The current actor looks something like this:
class PollingActor(val remoteService: RemoteServiceThingy) extends ActWhenActiveActor {
private var allowPoll: Boolean = true
def receive = {
case PreventFurtherPolling => {
allowPoll = false
}
case AllowFurtherPolling => {
allowPoll = true
}
case UpdateLocalCache => {
if (allowPoll) {
self ! PreventFurtherPolling
remoteService.makeNetworkCall.onComplete {
result => {
self ! AllowFurtherPolling
// process result
}
}
}
}
}
}
trait RemoteServiceThingy {
def makeNetworkCall: Future[String]
}
private case object PreventFurtherPolling
private case object AllowFurtherPolling
case object UpdateLocalCache
And the unit test, in specs2, looks like this:
"when request has finished a new requests can be made" ! {
val remoteService = mock[RemoteServiceThingy]
val actor = TestActorRef(new PollingActor(remoteService))
val slowRequest = new DefaultPromise[String]()
remoteService.makeNetworkCall returns slowRequest
actor.receive(UpdateLocalCache)
actor.receive(UpdateLocalCache)
slowRequest.complete(Left(new Exception))
// Although the test calls the actor synchronously, the actor calls *itself* asynchronously, so we must wait.
Thread.sleep(1000)
actor.receive(UpdateLocalCache)
there was two(remoteService).makeNetworkCall
}
The way we have chosen to solve this for now is to inject the equivalent of an observer into the actor (piggybacking on an existing logger which wasn't included in the listing in the question).

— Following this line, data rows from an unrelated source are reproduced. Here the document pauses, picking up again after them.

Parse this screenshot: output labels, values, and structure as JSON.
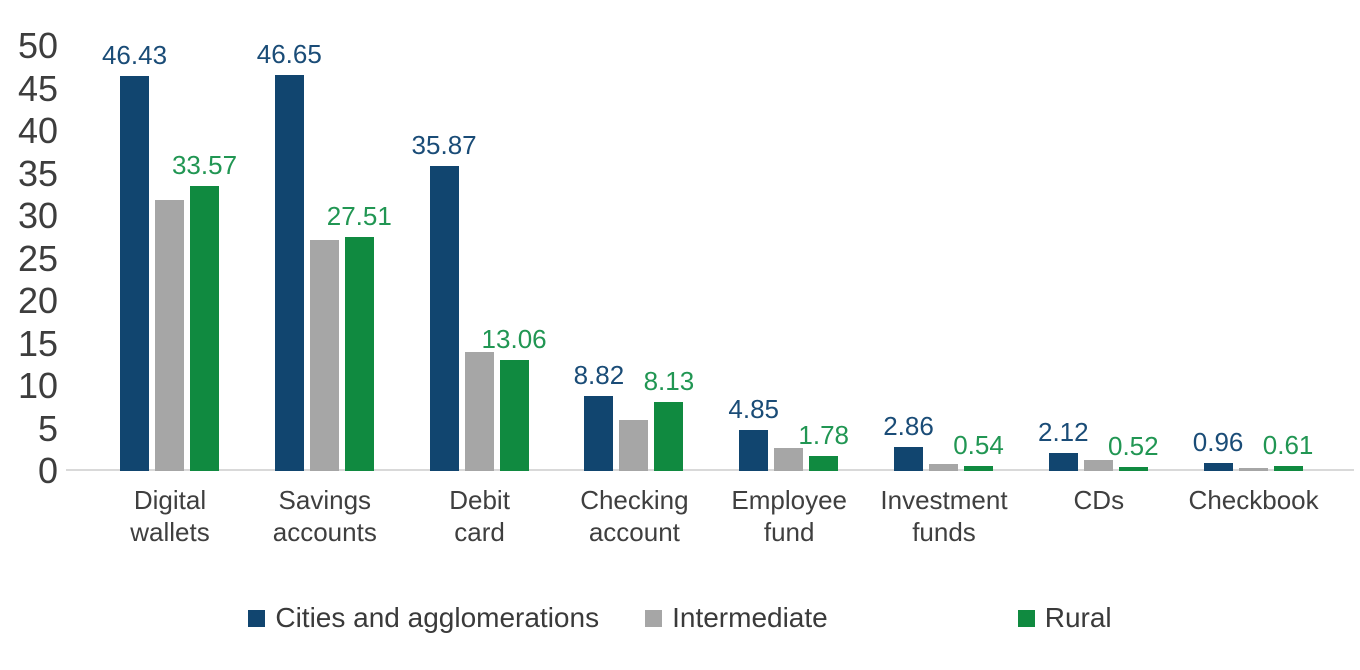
{
  "chart_data": {
    "type": "bar",
    "title": "",
    "xlabel": "",
    "ylabel": "",
    "categories": [
      "Digital wallets",
      "Savings accounts",
      "Debit card",
      "Checking account",
      "Employee fund",
      "Investment funds",
      "CDs",
      "Checkbook"
    ],
    "series": [
      {
        "name": "Cities and agglomerations",
        "key": "cities-and-agglomerations",
        "color": "#11456F",
        "label_color": "#1A4C77",
        "show_value_labels": true,
        "values": [
          46.43,
          46.65,
          35.87,
          8.82,
          4.85,
          2.86,
          2.12,
          0.96
        ]
      },
      {
        "name": "Intermediate",
        "key": "intermediate",
        "color": "#A6A6A6",
        "label_color": "#A6A6A6",
        "show_value_labels": false,
        "values_estimated_from_bar_heights": true,
        "values": [
          31.9,
          27.2,
          14.0,
          6.0,
          2.7,
          0.85,
          1.25,
          0.35
        ]
      },
      {
        "name": "Rural",
        "key": "rural",
        "color": "#108A40",
        "label_color": "#219653",
        "show_value_labels": true,
        "values": [
          33.57,
          27.51,
          13.06,
          8.13,
          1.78,
          0.54,
          0.52,
          0.61
        ]
      }
    ],
    "y_ticks": [
      0,
      5,
      10,
      15,
      20,
      25,
      30,
      35,
      40,
      45,
      50
    ],
    "ylim": [
      0,
      50
    ],
    "grid": false,
    "legend_position": "bottom",
    "axis_text_color": "#3D3D3D",
    "axis_line_color": "#D9D9D9"
  }
}
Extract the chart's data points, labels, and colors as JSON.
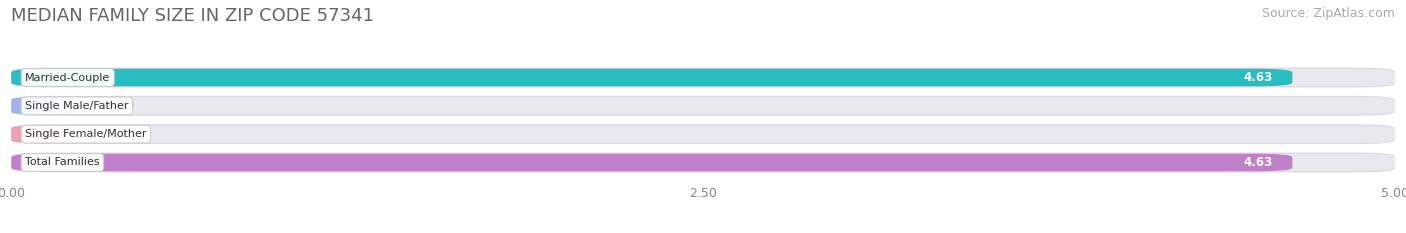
{
  "title": "MEDIAN FAMILY SIZE IN ZIP CODE 57341",
  "source": "Source: ZipAtlas.com",
  "categories": [
    "Married-Couple",
    "Single Male/Father",
    "Single Female/Mother",
    "Total Families"
  ],
  "values": [
    4.63,
    0.0,
    0.0,
    4.63
  ],
  "bar_colors": [
    "#29bcc1",
    "#9fb4e8",
    "#f0a0b5",
    "#c080c8"
  ],
  "xlim": [
    0,
    5.0
  ],
  "xticks": [
    0.0,
    2.5,
    5.0
  ],
  "xtick_labels": [
    "0.00",
    "2.50",
    "5.00"
  ],
  "background_color": "#ffffff",
  "bar_bg_color": "#e8e8ee",
  "bar_outer_color": "#d8d8e0",
  "title_fontsize": 13,
  "source_fontsize": 9,
  "bar_height": 0.62,
  "bar_gap": 0.38,
  "figsize": [
    14.06,
    2.33
  ]
}
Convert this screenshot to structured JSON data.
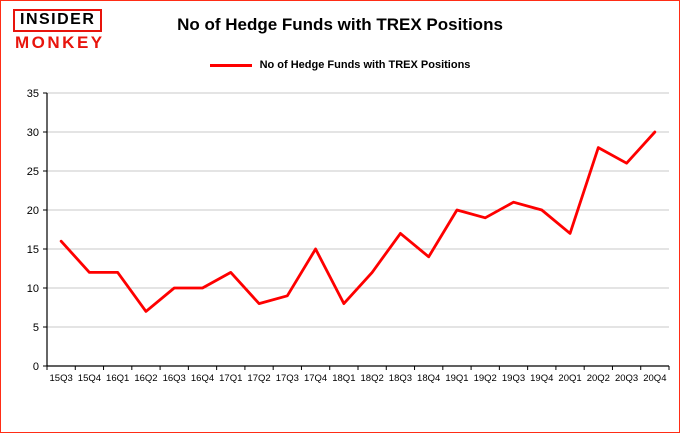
{
  "logo": {
    "line1": "INSIDER",
    "line2": "MONKEY"
  },
  "header": {
    "title": "No of Hedge Funds with TREX Positions"
  },
  "legend": {
    "label": "No of Hedge Funds with TREX Positions"
  },
  "colors": {
    "line": "#fe0000",
    "grid": "#c9c9c9",
    "axis": "#000000",
    "frame_border": "#ff2d16",
    "logo_red": "#e8140c"
  },
  "chart_data": {
    "type": "line",
    "title": "No of Hedge Funds with TREX Positions",
    "legend": "No of Hedge Funds with TREX Positions",
    "legend_position": "top",
    "grid": true,
    "categories": [
      "15Q3",
      "15Q4",
      "16Q1",
      "16Q2",
      "16Q3",
      "16Q4",
      "17Q1",
      "17Q2",
      "17Q3",
      "17Q4",
      "18Q1",
      "18Q2",
      "18Q3",
      "18Q4",
      "19Q1",
      "19Q2",
      "19Q3",
      "19Q4",
      "20Q1",
      "20Q2",
      "20Q3",
      "20Q4"
    ],
    "series": [
      {
        "name": "No of Hedge Funds with TREX Positions",
        "values": [
          16,
          12,
          12,
          7,
          10,
          10,
          12,
          8,
          9,
          15,
          8,
          12,
          17,
          14,
          20,
          19,
          21,
          20,
          17,
          28,
          26,
          30
        ]
      }
    ],
    "xlabel": "",
    "ylabel": "",
    "ylim": [
      0,
      35
    ],
    "ytick_step": 5,
    "yticks": [
      0,
      5,
      10,
      15,
      20,
      25,
      30,
      35
    ]
  }
}
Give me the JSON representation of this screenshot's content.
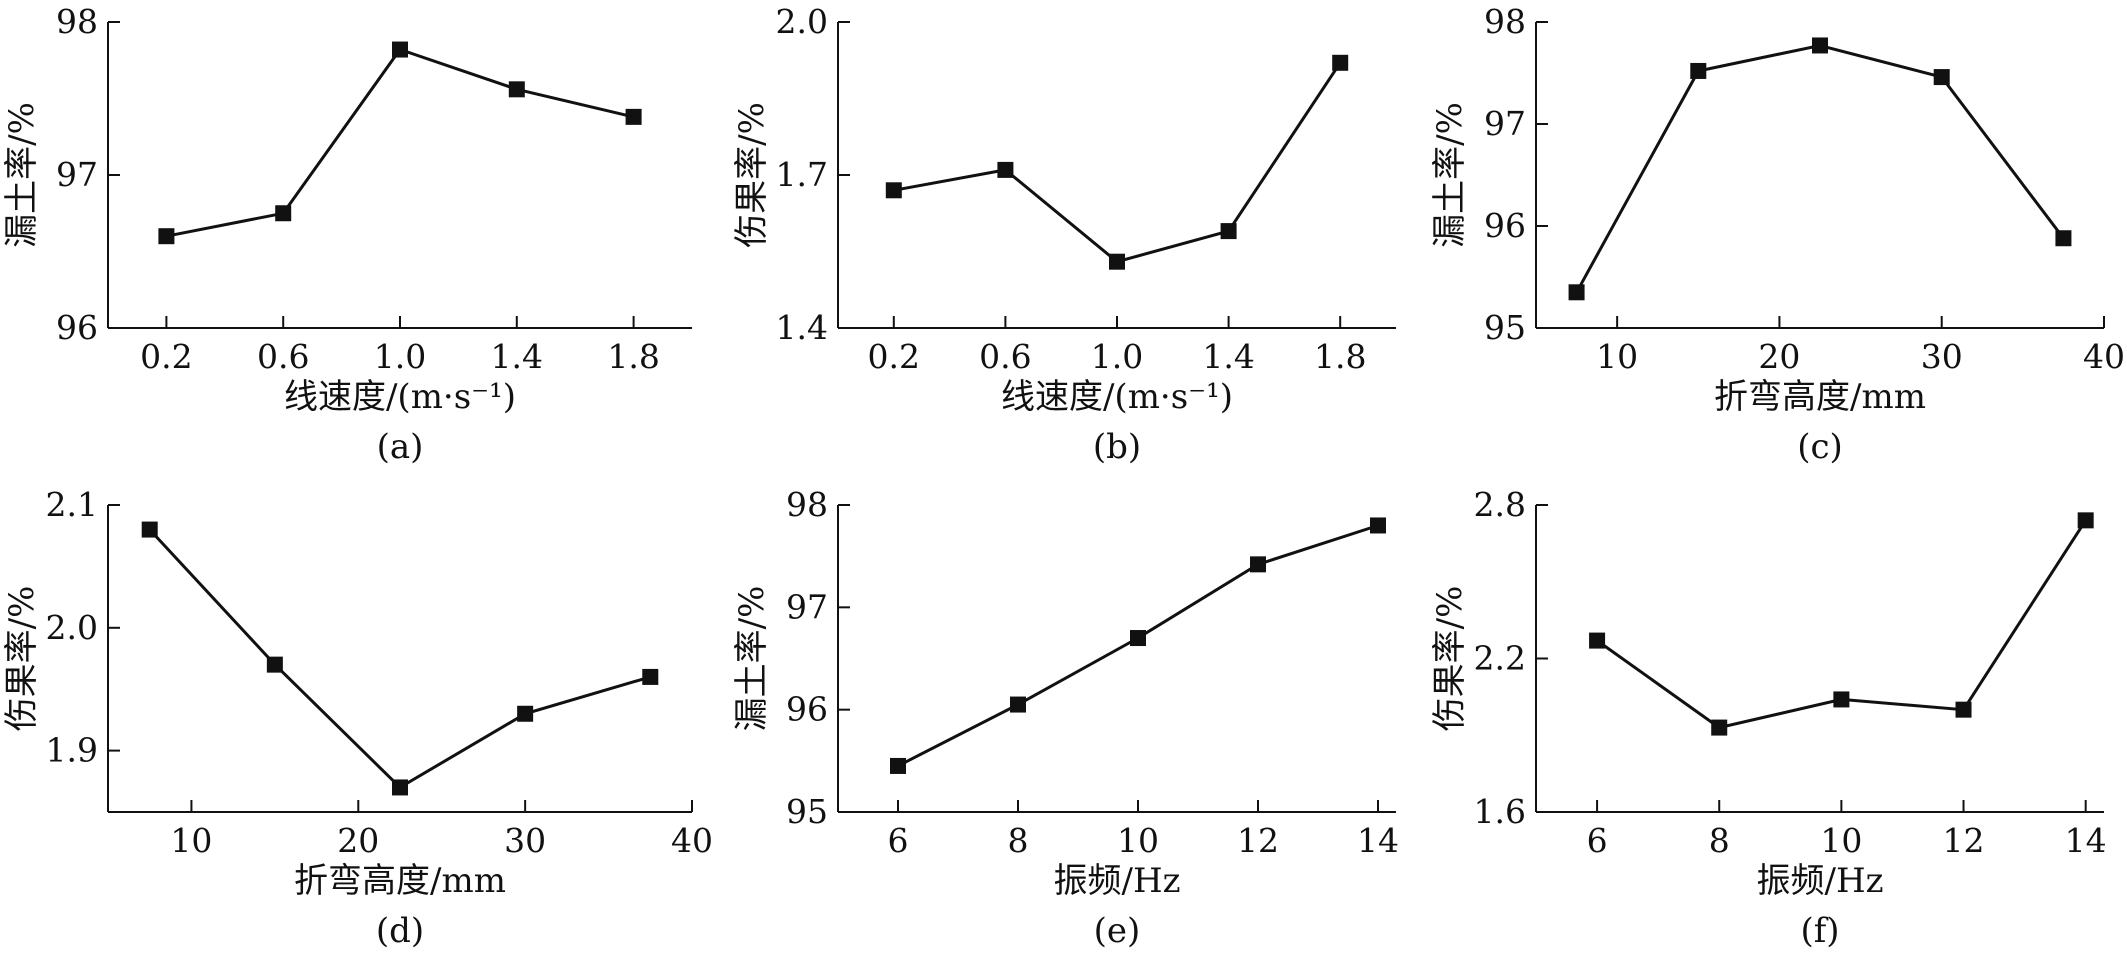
{
  "chart_data": [
    {
      "type": "line",
      "panel_label": "(a)",
      "xlabel": "线速度/(m·s⁻¹)",
      "ylabel": "漏土率/%",
      "x": [
        0.2,
        0.6,
        1.0,
        1.4,
        1.8
      ],
      "y": [
        96.6,
        96.75,
        97.82,
        97.56,
        97.38
      ],
      "xticks": [
        "0.2",
        "0.6",
        "1.0",
        "1.4",
        "1.8"
      ],
      "xtick_values": [
        0.2,
        0.6,
        1.0,
        1.4,
        1.8
      ],
      "yticks": [
        "96",
        "97",
        "98"
      ],
      "ytick_values": [
        96,
        97,
        98
      ],
      "xlim": [
        0,
        2.0
      ],
      "ylim": [
        96,
        98
      ],
      "marker": "square",
      "grid": false
    },
    {
      "type": "line",
      "panel_label": "(b)",
      "xlabel": "线速度/(m·s⁻¹)",
      "ylabel": "伤果率/%",
      "x": [
        0.2,
        0.6,
        1.0,
        1.4,
        1.8
      ],
      "y": [
        1.67,
        1.71,
        1.53,
        1.59,
        1.92
      ],
      "xticks": [
        "0.2",
        "0.6",
        "1.0",
        "1.4",
        "1.8"
      ],
      "xtick_values": [
        0.2,
        0.6,
        1.0,
        1.4,
        1.8
      ],
      "yticks": [
        "1.4",
        "1.7",
        "2.0"
      ],
      "ytick_values": [
        1.4,
        1.7,
        2.0
      ],
      "xlim": [
        0,
        2.0
      ],
      "ylim": [
        1.4,
        2.0
      ],
      "marker": "square",
      "grid": false
    },
    {
      "type": "line",
      "panel_label": "(c)",
      "xlabel": "折弯高度/mm",
      "ylabel": "漏土率/%",
      "x": [
        7.5,
        15,
        22.5,
        30,
        37.5
      ],
      "y": [
        95.35,
        97.52,
        97.77,
        97.46,
        95.88
      ],
      "xticks": [
        "10",
        "20",
        "30",
        "40"
      ],
      "xtick_values": [
        10,
        20,
        30,
        40
      ],
      "yticks": [
        "95",
        "96",
        "97",
        "98"
      ],
      "ytick_values": [
        95,
        96,
        97,
        98
      ],
      "xlim": [
        5,
        40
      ],
      "ylim": [
        95,
        98
      ],
      "marker": "square",
      "grid": false
    },
    {
      "type": "line",
      "panel_label": "(d)",
      "xlabel": "折弯高度/mm",
      "ylabel": "伤果率/%",
      "x": [
        7.5,
        15,
        22.5,
        30,
        37.5
      ],
      "y": [
        2.08,
        1.97,
        1.87,
        1.93,
        1.96
      ],
      "xticks": [
        "10",
        "20",
        "30",
        "40"
      ],
      "xtick_values": [
        10,
        20,
        30,
        40
      ],
      "yticks": [
        "1.9",
        "2.0",
        "2.1"
      ],
      "ytick_values": [
        1.9,
        2.0,
        2.1
      ],
      "xlim": [
        5,
        40
      ],
      "ylim": [
        1.85,
        2.1
      ],
      "marker": "square",
      "grid": false
    },
    {
      "type": "line",
      "panel_label": "(e)",
      "xlabel": "振频/Hz",
      "ylabel": "漏土率/%",
      "x": [
        6,
        8,
        10,
        12,
        14
      ],
      "y": [
        95.45,
        96.05,
        96.7,
        97.42,
        97.8
      ],
      "xticks": [
        "6",
        "8",
        "10",
        "12",
        "14"
      ],
      "xtick_values": [
        6,
        8,
        10,
        12,
        14
      ],
      "yticks": [
        "95",
        "96",
        "97",
        "98"
      ],
      "ytick_values": [
        95,
        96,
        97,
        98
      ],
      "xlim": [
        5,
        14.3
      ],
      "ylim": [
        95,
        98
      ],
      "marker": "square",
      "grid": false
    },
    {
      "type": "line",
      "panel_label": "(f)",
      "xlabel": "振频/Hz",
      "ylabel": "伤果率/%",
      "x": [
        6,
        8,
        10,
        12,
        14
      ],
      "y": [
        2.27,
        1.93,
        2.04,
        2.0,
        2.74
      ],
      "xticks": [
        "6",
        "8",
        "10",
        "12",
        "14"
      ],
      "xtick_values": [
        6,
        8,
        10,
        12,
        14
      ],
      "yticks": [
        "1.6",
        "2.2",
        "2.8"
      ],
      "ytick_values": [
        1.6,
        2.2,
        2.8
      ],
      "xlim": [
        5,
        14.3
      ],
      "ylim": [
        1.6,
        2.8
      ],
      "marker": "square",
      "grid": false
    }
  ]
}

The actor can then tell the observer when it has transitioned from various states. In the test code we perform an action then wait for the relevant notification from the actor, before continuing and making assertions.
In the test we have something like this:
actor.receive(UpdateLocalCache)
observer.doActionThenWaitForEvent(
{ actor.receive(UpdateLocalCache) }, // run this action
"IgnoredUpdateLocalCache" // then wait for the actor to emit an event
}
// assert on number of calls to remote service
I don't know if there's a more idiomatic way, this seems like a reasonable suggestion to me.